Revisi UU KUHP Upaya Pemerintah Menyusun Suatu Rekodifikasi Hukum Pidana

by
Wamenkumham Prof. Edward 'Eddy' Omar Sharif Hiariej.

BERITABUANA.CO, JAKARTA – Revisi Undang-Undang terhadap Kitab Undang-Undang Hukum Pidana (RUU KUHP), merupakan salah satu upaya pemerintah untuk menyusun suatu sistem rekodifikasi hukum pidana nasional yang bertujuan untuk menggantikan KUHP lama sebagai produk hukum pemerintahan zaman kolonial Hindia Belanda.

Demikian disampaikan Wakil Menteri Hukum dan Hak Asasi Manusia (Wamenkumham), Prof. Edward ‘Eddy’ Omar Sharif Hiariej berbicara dalam Gelora Legal Talks dengan tema “Revisi KUHP, Apakah Menjawab Kebutuhan?” bersama Anggota Komisi III DPR RI dan Wakil Ketua MPR RI Arsul Sani, Pakar dan Praktisi Hukum Pidana Dr. Firman Wijaya, Wakil Ketua Umum DPN Partai Gelora Indonesia Fahri Hamzah, dan Ketua Bidang Hukum dan HAM DPN Partai Gelora Indonesia Amin Fahrudin, SH, MH.

Eddy mengatakan, Revisi UU KUHP ini untuk mewujudkan negara hukum yang berlandaskan Pancasila, memerlukan sistem hukum nasional yang harmonis, sinergi, komprehensif, dan dinamis, melalui upaya pembangunan hukum.

“Indonesia adalah negara hukum. Sebagai negara hukum segala aspek kehidupan dalam bidang kemasyarakatan, kebangsaan, dan kenegaraan termasuk pemerintahan harus senantiasa berdasarkan hukum.

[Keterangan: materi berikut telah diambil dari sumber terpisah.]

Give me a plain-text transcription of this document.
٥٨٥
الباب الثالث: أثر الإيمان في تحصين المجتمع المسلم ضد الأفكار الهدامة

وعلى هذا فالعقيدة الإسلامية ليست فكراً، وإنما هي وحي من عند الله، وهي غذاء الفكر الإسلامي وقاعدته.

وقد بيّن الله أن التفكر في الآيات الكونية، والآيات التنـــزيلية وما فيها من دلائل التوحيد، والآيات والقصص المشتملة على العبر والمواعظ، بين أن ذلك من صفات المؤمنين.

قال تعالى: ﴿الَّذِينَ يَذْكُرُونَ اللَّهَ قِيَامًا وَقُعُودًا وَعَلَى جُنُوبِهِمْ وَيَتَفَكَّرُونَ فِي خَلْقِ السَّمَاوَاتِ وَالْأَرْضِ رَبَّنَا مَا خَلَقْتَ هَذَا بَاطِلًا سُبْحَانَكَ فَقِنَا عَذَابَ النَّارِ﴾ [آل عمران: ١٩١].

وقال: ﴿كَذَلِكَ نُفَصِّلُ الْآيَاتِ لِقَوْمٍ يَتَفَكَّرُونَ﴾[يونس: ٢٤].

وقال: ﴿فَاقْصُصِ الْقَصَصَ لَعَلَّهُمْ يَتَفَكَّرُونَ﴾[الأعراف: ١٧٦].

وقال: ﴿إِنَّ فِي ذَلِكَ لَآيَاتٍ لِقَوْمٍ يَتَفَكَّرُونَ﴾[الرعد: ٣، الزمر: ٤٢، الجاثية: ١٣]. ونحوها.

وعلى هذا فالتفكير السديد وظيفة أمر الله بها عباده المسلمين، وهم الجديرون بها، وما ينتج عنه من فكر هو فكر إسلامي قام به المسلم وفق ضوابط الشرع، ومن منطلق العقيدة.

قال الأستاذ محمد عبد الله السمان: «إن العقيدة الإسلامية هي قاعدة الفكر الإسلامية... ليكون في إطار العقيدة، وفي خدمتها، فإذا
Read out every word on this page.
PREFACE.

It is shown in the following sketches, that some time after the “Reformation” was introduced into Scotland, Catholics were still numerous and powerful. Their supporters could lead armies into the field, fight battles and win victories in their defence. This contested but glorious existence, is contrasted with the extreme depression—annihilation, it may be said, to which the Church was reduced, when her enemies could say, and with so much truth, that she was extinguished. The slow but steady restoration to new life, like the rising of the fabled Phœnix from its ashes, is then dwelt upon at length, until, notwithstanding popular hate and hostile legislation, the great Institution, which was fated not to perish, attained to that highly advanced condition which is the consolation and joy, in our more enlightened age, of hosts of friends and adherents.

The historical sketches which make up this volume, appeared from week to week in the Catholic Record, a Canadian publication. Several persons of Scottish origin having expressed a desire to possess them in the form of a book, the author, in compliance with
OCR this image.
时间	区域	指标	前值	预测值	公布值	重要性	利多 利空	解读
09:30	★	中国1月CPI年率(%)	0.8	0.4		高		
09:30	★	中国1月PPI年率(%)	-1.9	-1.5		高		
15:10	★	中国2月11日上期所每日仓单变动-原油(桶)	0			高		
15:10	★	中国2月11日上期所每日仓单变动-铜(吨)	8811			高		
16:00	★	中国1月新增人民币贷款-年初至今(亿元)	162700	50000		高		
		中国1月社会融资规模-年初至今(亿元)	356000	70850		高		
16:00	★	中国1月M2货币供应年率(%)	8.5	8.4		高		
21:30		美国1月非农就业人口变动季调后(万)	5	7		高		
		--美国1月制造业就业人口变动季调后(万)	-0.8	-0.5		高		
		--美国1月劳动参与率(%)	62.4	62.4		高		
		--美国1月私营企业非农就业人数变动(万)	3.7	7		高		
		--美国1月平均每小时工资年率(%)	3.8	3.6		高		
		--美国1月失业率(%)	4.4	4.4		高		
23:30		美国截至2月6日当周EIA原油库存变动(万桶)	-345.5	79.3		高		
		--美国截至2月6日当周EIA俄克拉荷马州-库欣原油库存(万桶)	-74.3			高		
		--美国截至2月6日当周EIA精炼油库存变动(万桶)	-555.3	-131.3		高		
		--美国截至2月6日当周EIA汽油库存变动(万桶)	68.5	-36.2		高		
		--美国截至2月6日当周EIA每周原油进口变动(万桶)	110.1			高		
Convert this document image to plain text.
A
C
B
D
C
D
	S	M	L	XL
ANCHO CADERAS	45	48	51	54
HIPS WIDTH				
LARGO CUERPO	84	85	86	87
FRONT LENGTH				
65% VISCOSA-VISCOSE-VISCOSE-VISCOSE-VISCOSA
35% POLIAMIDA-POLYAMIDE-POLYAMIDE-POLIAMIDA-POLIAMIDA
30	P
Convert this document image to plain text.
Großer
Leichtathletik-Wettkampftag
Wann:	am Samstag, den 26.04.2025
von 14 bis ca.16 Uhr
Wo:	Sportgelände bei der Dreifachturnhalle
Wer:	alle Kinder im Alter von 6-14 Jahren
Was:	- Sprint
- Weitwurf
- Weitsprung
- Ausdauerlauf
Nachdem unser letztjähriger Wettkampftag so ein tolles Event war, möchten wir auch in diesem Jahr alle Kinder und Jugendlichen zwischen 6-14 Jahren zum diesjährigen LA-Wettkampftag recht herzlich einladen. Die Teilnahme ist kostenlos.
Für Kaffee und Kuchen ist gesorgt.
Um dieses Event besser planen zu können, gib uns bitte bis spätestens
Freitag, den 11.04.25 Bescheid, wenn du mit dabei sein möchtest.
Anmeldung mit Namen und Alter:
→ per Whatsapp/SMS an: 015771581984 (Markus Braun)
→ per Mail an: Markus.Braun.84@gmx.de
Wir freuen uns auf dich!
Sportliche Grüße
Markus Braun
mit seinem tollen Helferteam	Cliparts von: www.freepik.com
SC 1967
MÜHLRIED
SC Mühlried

Apalagi, perkembangan hukum pidana yang ada saat ini, tidak sesuai dengan dinamika masyarakat inilah yang mengakibatkan pembaruan dan revisi terhadap Kitab Undang-Undang Hukum Pidana perlu segera dilakukan,” sebut dia.

Selain rekodifikasi yang mencakup konsolidasi serta sinkronisasi peraturan hukum pidana, menurut Eddy, pembaruan RUU KUHP juga diarahkan sebagai upaya harmonisasi, yaitu dengan menyesuaikan KUHP terhadap perkembangan hukum pidana yang bersifat universal dan upaya modernisasi, yaitu dengan mengubah filosofi pembalasan klasik yang berorientasi kepada perbuatan semata-mata, menjadi filosofi integratif yang memperhatikan aspek perbuatan, pelaku, dan korban kejahatan.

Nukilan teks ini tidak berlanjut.